In the talk on Duverger's law that is referenced above, it is observed that two characteristic of plurality voting enforce the two-party system. The most important one would seem to be that plurality voting means that there is a very high hurdle that any candidate must jump in order to win election; getting more voters than any other candidate -- saying that you are their very first choice -- is something that takes a whole lot of recognition and support; it takes a very big political party. In this series of articles we have seen that using a balanced voting system is the key to solving this problem.
Somehow though, aside from this series of articles, little attention has been given to this first issue. But a number of different voting schemes like approval voting and instant runoff voting have been suggested as solutions to the second problem. That second problem is that, with plurality voting, individual voters, knowing about the high hurdle, tend not to vote for the candidate they most like but rather the candidate they like most among the few they judge have a chance of winning.

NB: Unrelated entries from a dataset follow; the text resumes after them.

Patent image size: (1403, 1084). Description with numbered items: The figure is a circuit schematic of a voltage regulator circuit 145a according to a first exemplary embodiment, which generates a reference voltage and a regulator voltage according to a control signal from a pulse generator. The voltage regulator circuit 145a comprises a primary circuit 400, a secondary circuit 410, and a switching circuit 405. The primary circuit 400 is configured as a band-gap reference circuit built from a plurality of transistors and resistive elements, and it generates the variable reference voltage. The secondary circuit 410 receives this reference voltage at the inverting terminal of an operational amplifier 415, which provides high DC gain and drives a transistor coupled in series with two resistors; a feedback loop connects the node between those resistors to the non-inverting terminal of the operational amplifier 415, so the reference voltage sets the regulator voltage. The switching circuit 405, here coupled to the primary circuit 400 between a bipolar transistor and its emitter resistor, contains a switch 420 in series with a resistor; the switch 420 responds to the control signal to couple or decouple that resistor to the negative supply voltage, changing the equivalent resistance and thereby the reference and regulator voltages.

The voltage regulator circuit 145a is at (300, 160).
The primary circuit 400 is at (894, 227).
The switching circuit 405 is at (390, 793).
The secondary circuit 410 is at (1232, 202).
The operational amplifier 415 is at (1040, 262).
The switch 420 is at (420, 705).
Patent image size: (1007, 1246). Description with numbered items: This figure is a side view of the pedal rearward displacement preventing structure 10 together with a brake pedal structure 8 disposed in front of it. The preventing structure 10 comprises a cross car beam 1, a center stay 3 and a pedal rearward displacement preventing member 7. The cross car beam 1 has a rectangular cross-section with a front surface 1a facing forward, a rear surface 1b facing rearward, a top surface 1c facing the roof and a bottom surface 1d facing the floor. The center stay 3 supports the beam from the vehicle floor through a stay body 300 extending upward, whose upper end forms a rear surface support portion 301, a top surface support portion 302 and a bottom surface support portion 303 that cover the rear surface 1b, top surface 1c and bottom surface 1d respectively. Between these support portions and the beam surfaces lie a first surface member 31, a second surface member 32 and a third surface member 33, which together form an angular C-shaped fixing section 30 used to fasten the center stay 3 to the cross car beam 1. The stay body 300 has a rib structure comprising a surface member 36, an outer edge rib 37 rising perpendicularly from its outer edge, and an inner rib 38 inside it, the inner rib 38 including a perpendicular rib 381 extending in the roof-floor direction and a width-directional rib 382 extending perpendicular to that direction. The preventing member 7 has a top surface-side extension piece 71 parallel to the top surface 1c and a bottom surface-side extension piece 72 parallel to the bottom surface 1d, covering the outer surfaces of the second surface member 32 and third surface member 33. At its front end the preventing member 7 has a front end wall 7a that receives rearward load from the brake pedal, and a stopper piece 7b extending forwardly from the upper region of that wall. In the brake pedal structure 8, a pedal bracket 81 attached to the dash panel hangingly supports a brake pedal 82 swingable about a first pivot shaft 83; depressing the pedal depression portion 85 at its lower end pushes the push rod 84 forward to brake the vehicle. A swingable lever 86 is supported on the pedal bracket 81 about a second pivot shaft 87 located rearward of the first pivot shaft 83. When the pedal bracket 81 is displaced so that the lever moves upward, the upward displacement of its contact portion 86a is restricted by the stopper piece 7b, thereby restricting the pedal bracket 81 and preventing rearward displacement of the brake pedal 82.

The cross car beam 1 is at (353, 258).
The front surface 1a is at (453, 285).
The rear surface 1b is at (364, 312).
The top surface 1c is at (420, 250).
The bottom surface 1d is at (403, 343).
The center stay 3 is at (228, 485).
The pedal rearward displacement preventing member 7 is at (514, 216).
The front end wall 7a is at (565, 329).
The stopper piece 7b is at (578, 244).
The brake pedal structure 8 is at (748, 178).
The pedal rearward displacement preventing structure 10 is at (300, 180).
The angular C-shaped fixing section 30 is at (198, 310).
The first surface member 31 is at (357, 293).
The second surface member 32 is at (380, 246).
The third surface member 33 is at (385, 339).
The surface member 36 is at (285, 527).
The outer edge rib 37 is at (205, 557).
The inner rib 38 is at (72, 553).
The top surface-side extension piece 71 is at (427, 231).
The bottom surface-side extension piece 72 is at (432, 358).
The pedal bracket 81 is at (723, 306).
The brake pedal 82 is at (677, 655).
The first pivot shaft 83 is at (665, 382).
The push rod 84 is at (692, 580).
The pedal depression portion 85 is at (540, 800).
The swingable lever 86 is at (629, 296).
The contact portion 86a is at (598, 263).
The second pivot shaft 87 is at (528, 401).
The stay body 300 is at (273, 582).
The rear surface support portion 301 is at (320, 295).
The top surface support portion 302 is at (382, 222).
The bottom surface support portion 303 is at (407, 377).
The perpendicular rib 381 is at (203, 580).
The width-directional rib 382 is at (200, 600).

In this series of articles we have seen how several of the voting systems that resolve the second problem -- of the tendency toward strategic voting - can be adapted to be balanced systems that will also solve both of these two problems. Balanced voting systems will discourage polarization by offering voters a better opportunity to express their views. They might well be the best solution to the problems that Obama noted are plaguing our political system.
As noted in earlier articles, we can change the way we vote without any federal legislation. Our rules for voting are set by the individual states and in many instances those rules can be changed through voter initiatives. This is very fortunate -- we do not have to get approval from the very people in Washington who most benefit from two-party polarization in order to move away from it.